Segundo a CNI, a pesquisa ouviu 1.058 empresas entre os dias 5 e 9 de janeiro, abrangendo 426 pequenas, 383 médias e 249 grandes indústrias, distribuídas por todo o país.
A principal causa do pessimismo, aponta a CNI, é o nível elevado da taxa básica de juros (Selic), que começou a subir no final de 2024 e tem seus efeitos sentidos na atividade econômica, influenciando negativamente as perspectivas de investimento e crescimento.

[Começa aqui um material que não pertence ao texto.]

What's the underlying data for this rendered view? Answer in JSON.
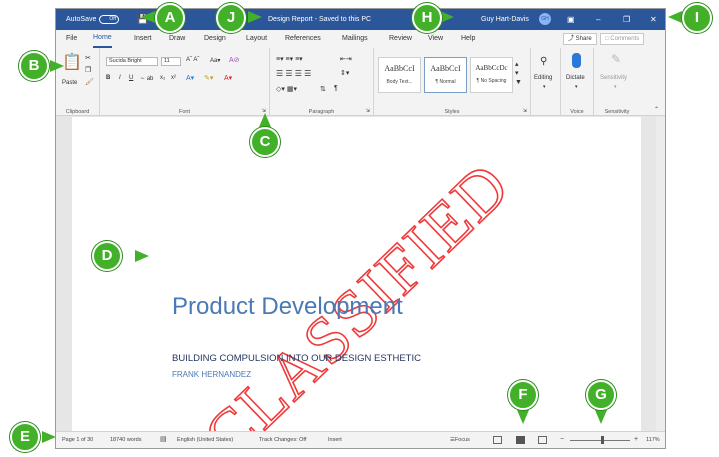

Ainda de acordo com a entidade, embora o Índice de Expectativas tenha apresentado leve melhora — passando para 50,7 pontos, sinalizando otimismo moderado em relação aos próximos seis meses —, o Índice de Condições Atuais ficou em 44 pontos, evidenciando que empresários ainda avaliam o cenário atual como desfavorável.
Este resultado coloca o início de 2026 sob um clima de apreensão na indústria brasileira, com muitos setores cautelosos quanto à retomada robusta de investimentos e produção, enquanto o impacto da política monetária e das condições econômicas seguem no centro da análise empresarial.